Offthebeach's picture

If China follows American crony/union building practices,  those 10 year old ghost cities ought be ready to begin their forever repair and rebuild cycle, which should induce 120% full employment.

Krugman would approve.

SpanishGoop's picture

Just leave it lying around until you need it.

It doesn't rust or....

 

Non-Corporate Entity's picture

They've built islands. They have a new and much larger Disney World. They just found more gold. Jim Rogers and family are already settled in. The Arks in "2012" were in China. There's a new movie out about the protective Great Wall of China. They have newly built, empty cities. They went to Davos.

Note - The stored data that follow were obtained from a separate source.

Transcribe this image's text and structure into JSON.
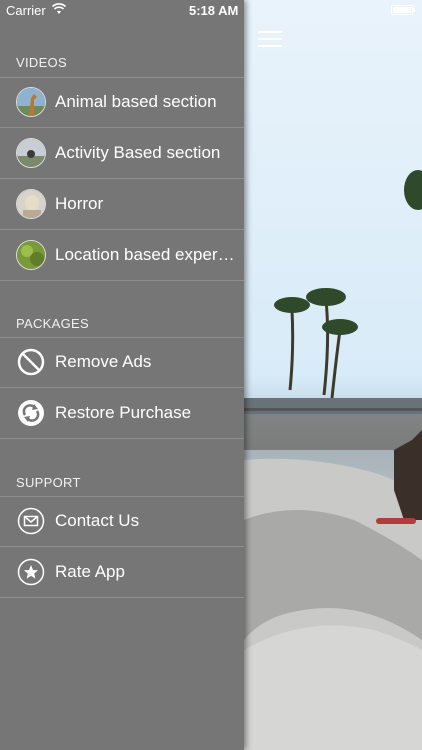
{
  "status_bar": {
    "carrier": "Carrier",
    "time": "5:18 AM"
  },
  "drawer": {
    "videos_header": "VIDEOS",
    "videos": [
      {
        "label": "Animal based section",
        "icon": "giraffe-thumbnail"
      },
      {
        "label": "Activity Based section",
        "icon": "activity-thumbnail"
      },
      {
        "label": "Horror",
        "icon": "horror-thumbnail"
      },
      {
        "label": "Location based experiences",
        "icon": "location-thumbnail"
      }
    ],
    "packages_header": "PACKAGES",
    "packages": [
      {
        "label": "Remove Ads",
        "icon": "no-ads-icon"
      },
      {
        "label": "Restore Purchase",
        "icon": "restore-icon"
      }
    ],
    "support_header": "SUPPORT",
    "support": [
      {
        "label": "Contact Us",
        "icon": "mail-icon"
      },
      {
        "label": "Rate App",
        "icon": "star-icon"
      }
    ]
  },
  "colors": {
    "drawer_bg": "#767676",
    "divider": "#8e8e8e",
    "text": "#ffffff"
  }
}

They're obviously building an army of "Transformers" to protect us from the Decepticons.

gunzeon's picture

right .... so how come the Aussie stock market says different ?

Bohemond's picture

Ever have a Chinese-made tool break in your hand at a critical moment ? Me, too. Their metallurgy is not up to par. Give me a USA, British, German, Italian, Japanese,or Russian made tool. Even Indian tools are better.

truthalwayswinsout's picture

The Japanese, when they were on top of the world, lied their asses off about so many things, it was impossible to tell the truth.

Now take that with a population that is 20 times bigger and with people who tell 40 times the lies.

THAT IS CHINA.

When they collapse, it will be the greatest depression ever seen and will result in that country plunging into civil war.

fockewulf190's picture

The next collapse will be global.  This is just another black swan capable of triggering the Great Reset. 

Putrid's picture

Yeah,

but it's the same for ever country at this point. If any public figure--top economist or politican--came out now he'd trigger a panic and a huge kill off in the population: and probably get the blame too.

I see Trump taking the blame by the way.

hibou-Owl's picture

Questions: Have they paid for thr ore? Who's book is it on?

If they haven't converted it to steel, why? It means the steel inventory is full.

Something stinks, no one builds raw material inventory in a shrinking market and pays for it.

ali-ali-al-qomfri's picture

and they probably will build 13,000 Eiffel towers, because that's how you support the growth model projected by the central committy with asset creation. /s

cheech_wizard's picture

13,000 Eiffel Towers?

Just think of them as very ornate lightning rods. Every city should have at least two or three.

Standard Disclaimer: http://i.dailymail.co.uk/i/pix/2016/03/20/22/3262789700000578-3501699-A_...

You know if you could afford it, you'd have one on your property.

etudiant's picture

What a nothing burger.

Chinese steel production is about 700 million annually, so a 95 million ton inventory is about 7 weeks worth.

Sounds more like a shortage than a surplus, given that it takes a while to ship the ore to the mill.